One of the main disadvantages of a beneficiary loan is the cost. The arrangement fee of 1.5% of the loan amount plus 1.5% per month can be higher than other types of loans. Additionally, the loan amount is limited to 60% of the estimated value of the estate, which may not be sufficient for some borrowers.

Another potential disadvantage is that the loan is secured against the inheritance, which means that the borrower may not be able to access the full amount of their inheritance when it is finally distributed. Finally, the borrower will need to be aware of the total amount of interest that will be charged at the outset of the loan, as there may be potential savings compared to other providers that charge compound interest.

 

Are There Any Alternatives to a Beneficiary Loan?

Yes, there are alternatives to a beneficiary loan. One alternative is to obtain a personal loan from a bank or other financial institution. However, personal loans may be more difficult to obtain if the borrower has a poor credit rating or is unable to provide collateral.

Another alternative is to obtain a credit card or line of credit, but these options may also be more difficult to obtain if the borrower has a poor credit rating. Ultimately, the best option will depend on the borrower’s individual circumstances and financial needs.

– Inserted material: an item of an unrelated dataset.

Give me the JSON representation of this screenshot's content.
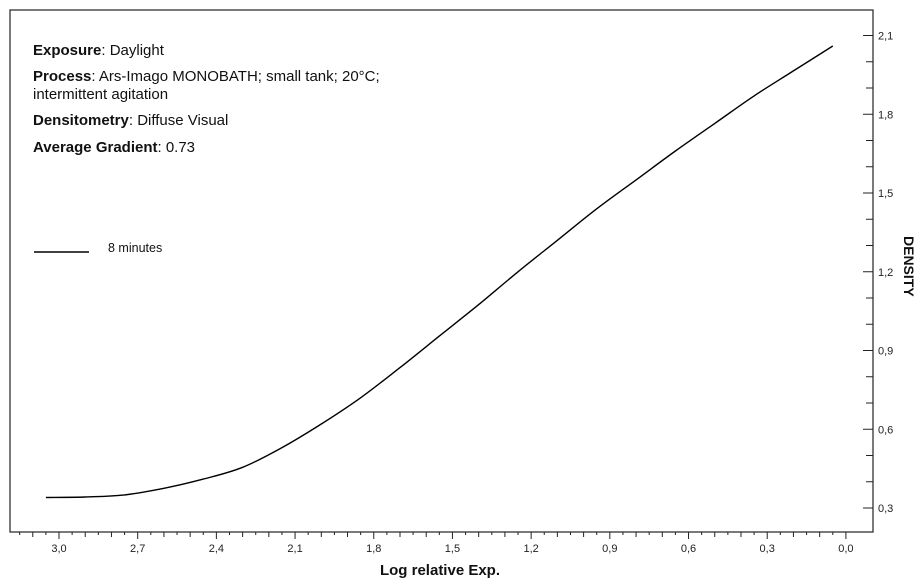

It is important to research and compare different options before making a decision.

 

Who Is Eligible for a Beneficiary Loan?

Beneficiaries can access funds regardless of whether the deceased left a will or not. Applications for beneficiary loans are assessed solely on the value of the estate, not personal circumstances or credit rating.

This means that individuals who have a poor credit rating or who are not able to provide collateral are still eligible for a beneficiary loan. There are no charges over property, so the borrower’s property is not at risk.

The terms and conditions may differ based on the specific circumstances of the estate, however, so it is beneficial to read them over.